Muchos creen que el menemismo, más que un cambio político, impuso un cambio cultural: pizza con champagne, los descamisados del PJ con los oligarcas de la UCeDé. Y algo de eso hubo, porque las clases medias recién se rendirían a la seducción peronista cuando Kirchner les prometió combatir al pejotismo. Pero el cambio cultural fue una ilusión o, acá sí, un paréntesis. Véase si esta descripción no refleja al país kirchnerista: “La cultura política argentina muestra fuertes signos de estatismo. Ello se traduce en la adhesión de la población a políticas proteccionistas por parte del Estado y en el decidido apoyo a la acción estatal en áreas percibidas como próximas a sus realidades cotidianas”. El texto fue publicado por Edgardo Catterberg en su libro Los argentinos frente a la política, que data de… 1989. En este aspecto, el discurso de los Kirchner reflejó mejor a la sociedad: el estatismo no había muerto con Menem, estaba de parranda.
Sin embargo, explicaba Catterberg, el apego al Estado “no es de carácter predominantemente ideológico, sino pragmático y centrado en demandas de actuación estatal que apuntan a acciones concretas, directamente vinculadas con la satisfacción de necesidades individuales”. En eso consistió la habilidad de Menem, en conciliar los valores sociales de los argentinos con sus aspiraciones individuales. Años más tarde, Macri no lograría el mismo logro.
Sepulturero del siglo XX, Menem fue el precursor del peronismo del siglo XXI: combinó intuición con audacia. El peronismo original no escatimaba esos elementos, pero su fundador se caracterizó por el estudio y la organización: Perón había leído a los clásicos y escribía libros, Menem se vanagloriaba de leer a Sócrates. Carismático, Perón era sobre todo un racionalista; sus sucesores fueron fundamentalmente vitalistas, Menem el primero, Cristina la mayor.

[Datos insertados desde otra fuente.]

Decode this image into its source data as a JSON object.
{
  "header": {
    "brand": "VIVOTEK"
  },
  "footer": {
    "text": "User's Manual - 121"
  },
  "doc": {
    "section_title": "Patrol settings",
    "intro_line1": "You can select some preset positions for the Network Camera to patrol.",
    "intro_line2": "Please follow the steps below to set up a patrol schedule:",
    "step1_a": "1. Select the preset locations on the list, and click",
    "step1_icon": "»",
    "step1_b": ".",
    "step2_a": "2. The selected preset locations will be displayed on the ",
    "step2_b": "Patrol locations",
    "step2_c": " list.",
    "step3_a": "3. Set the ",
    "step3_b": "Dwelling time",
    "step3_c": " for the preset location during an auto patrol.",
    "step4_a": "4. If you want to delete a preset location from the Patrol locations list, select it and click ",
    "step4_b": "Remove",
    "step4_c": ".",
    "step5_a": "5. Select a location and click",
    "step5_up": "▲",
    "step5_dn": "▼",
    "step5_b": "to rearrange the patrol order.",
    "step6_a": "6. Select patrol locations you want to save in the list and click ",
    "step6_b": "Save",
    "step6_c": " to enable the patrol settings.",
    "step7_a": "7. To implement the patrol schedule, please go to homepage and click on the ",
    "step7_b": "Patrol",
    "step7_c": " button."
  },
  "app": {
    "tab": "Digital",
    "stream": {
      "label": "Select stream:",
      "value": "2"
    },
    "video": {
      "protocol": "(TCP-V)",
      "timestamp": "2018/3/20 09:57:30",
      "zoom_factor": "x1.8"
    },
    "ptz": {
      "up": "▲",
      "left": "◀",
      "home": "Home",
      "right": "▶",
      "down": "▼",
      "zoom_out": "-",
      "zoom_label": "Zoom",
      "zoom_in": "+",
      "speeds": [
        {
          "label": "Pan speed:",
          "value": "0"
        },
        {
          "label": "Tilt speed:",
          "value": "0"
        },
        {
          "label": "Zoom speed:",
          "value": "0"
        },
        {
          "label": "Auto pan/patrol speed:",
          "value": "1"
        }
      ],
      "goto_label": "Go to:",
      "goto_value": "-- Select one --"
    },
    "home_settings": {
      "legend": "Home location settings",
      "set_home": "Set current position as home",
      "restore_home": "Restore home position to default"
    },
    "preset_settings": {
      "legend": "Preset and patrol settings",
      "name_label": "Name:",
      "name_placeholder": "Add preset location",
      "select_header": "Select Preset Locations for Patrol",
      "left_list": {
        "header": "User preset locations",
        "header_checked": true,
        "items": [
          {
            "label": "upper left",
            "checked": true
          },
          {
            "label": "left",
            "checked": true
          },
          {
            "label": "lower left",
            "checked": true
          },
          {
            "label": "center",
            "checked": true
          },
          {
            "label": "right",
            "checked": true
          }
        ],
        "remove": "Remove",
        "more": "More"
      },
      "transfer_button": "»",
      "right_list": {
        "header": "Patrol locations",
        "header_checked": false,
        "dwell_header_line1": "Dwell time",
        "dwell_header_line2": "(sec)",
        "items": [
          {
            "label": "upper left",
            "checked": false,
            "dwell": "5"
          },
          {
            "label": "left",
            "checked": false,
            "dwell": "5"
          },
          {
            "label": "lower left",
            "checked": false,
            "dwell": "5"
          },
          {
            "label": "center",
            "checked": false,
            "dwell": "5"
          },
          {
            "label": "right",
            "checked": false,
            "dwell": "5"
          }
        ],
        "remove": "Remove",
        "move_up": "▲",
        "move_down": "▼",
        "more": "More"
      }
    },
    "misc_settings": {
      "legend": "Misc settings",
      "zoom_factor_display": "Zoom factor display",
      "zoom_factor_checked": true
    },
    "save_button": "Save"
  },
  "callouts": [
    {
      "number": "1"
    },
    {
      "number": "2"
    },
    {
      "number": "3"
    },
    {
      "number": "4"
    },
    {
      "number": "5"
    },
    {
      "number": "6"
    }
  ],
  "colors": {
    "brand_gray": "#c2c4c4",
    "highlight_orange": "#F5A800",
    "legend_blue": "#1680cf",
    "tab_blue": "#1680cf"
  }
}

El pensador alemán Max Weber esperaba de un político pasión, responsabilidad y mesura. Pasión para entregarse a una causa, responsabilidad para hacerse cargo de sus decisiones, mesura para no perder perspectiva. La pasión de Menem fue tan indiscutible como, contra Weber, su desmesura. Su fallecimiento sin juicio en los casos de Río Tercero y la AMIA no evita que algún día haya verdad, pero ya no habrá responsabilización. Como la luna, Menem siempre tendrá dos caras: consolidó la democracia y murió impune.